For right or wrong, emo became synonymous with My Chemical Romance. To a new generation of kids who hadn’t been tapped into what had come before, and had even missed the boat on the likes of Taking Back Sunday and The Used, MCR were at the forefront of the movement. They were the leaders, along with contemporaries Fall Out Boy and Panic! At The Disco, the three of them collectively becoming known under the cringeworthy name of ‘The Emo Trinity’. Whether FOB and Panic are actually emo is another essay for another day, but their hits are still getting played at emo nites all round the world. These days, there’s a whole other generation of emo kids who missed the boat on MCR, and its bands like twenty one pilots who are now spearheading the genre. TOP paid homage to the OGs with their cover of ‘Cancer’ last year, and the likes of Palaye Royale have dipped their toes into My Chem’s catalogue too. Their cover of ‘Teenagers’ always goes down a storm live with their audience of mostly emo kids. Palaye style themselves as ‘fashion art rock’ and they incorporate the makeup looks and the androgynous, swish clothing.
“It was the album that caused the explosion in the scene – the clothes, the makeup, the gothic influence, the horror themes, the darkness”
People are always searching for ‘the next MCR’ but that’s just an idea that doesn’t exist (a bit like MCR itself. Ouch). You have Dead! and Famous Last Words, who literally named themselves after My Chem songs, and of course, Creeper, who play around with the eerie horrorcore and high concept vibes that was a staple of MCR but have established a respectable name for themselves in their own right along the way.

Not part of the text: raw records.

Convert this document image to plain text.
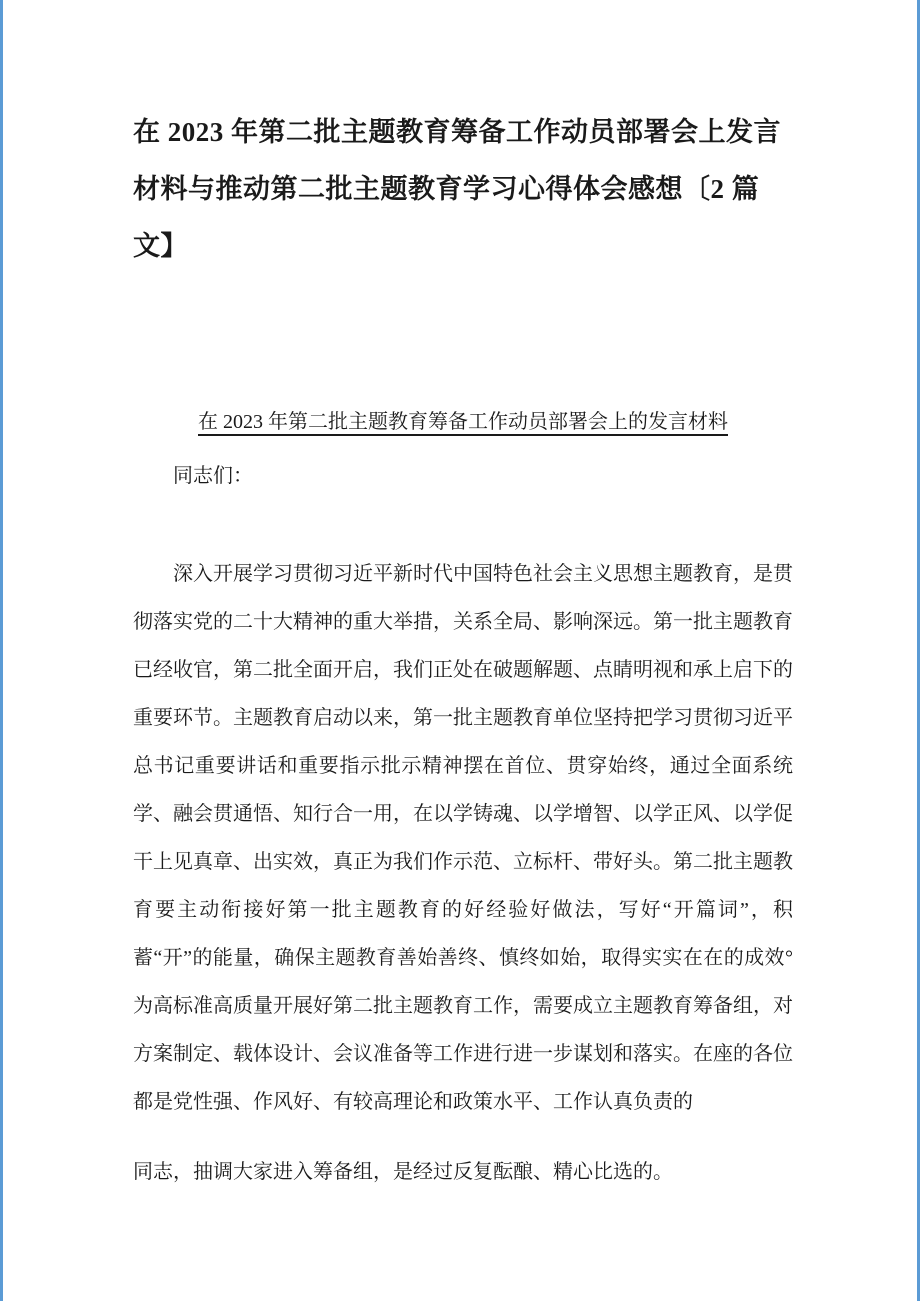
在 2023 年第二批主题教育筹备工作动员部署会上发言材料与推动第二批主题教育学习心得体会感想〔2 篇文】
在 2023 年第二批主题教育筹备工作动员部署会上的发言材料

同志们：

深入开展学习贯彻习近平新时代中国特色社会主义思想主题教育，是贯彻落实党的二十大精神的重大举措，关系全局、影响深远。第一批主题教育已经收官，第二批全面开启，我们正处在破题解题、点睛明视和承上启下的重要环节。主题教育启动以来，第一批主题教育单位坚持把学习贯彻习近平总书记重要讲话和重要指示批示精神摆在首位、贯穿始终，通过全面系统学、融会贯通悟、知行合一用，在以学铸魂、以学增智、以学正风、以学促干上见真章、出实效，真正为我们作示范、立标杆、带好头。第二批主题教育要主动衔接好第一批主题教育的好经验好做法，写好“开篇词”，积蓄“开”的能量，确保主题教育善始善终、慎终如始，取得实实在在的成效°为高标准高质量开展好第二批主题教育工作，需要成立主题教育筹备组，对方案制定、载体设计、会议准备等工作进行进一步谋划和落实。在座的各位都是党性强、作风好、有较高理论和政策水平、工作认真负责的

同志，抽调大家进入筹备组，是经过反复酝酿、精心比选的。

These are just a handful of the more obvious, but there’s countless amounts of bands who are, or who have been, influenced by My Chem on some level, and ‘Three Cheers’ was really the album which started all this. It was the album that opened up doors and allowed them to create ‘The Black Parade’; led them to that point. And it was the album that caused the explosion in the scene – the clothes, the makeup, the gothic influence, the horror themes, the darkness. If the emo scene and subculture annoys you, then you should probably shake your fist at this album and get angry at it. To describe it as a classic almost understates its importance. This was the album that changed everything, not only for My Chemical Romance, but for everyone else too…and we’re still not okay.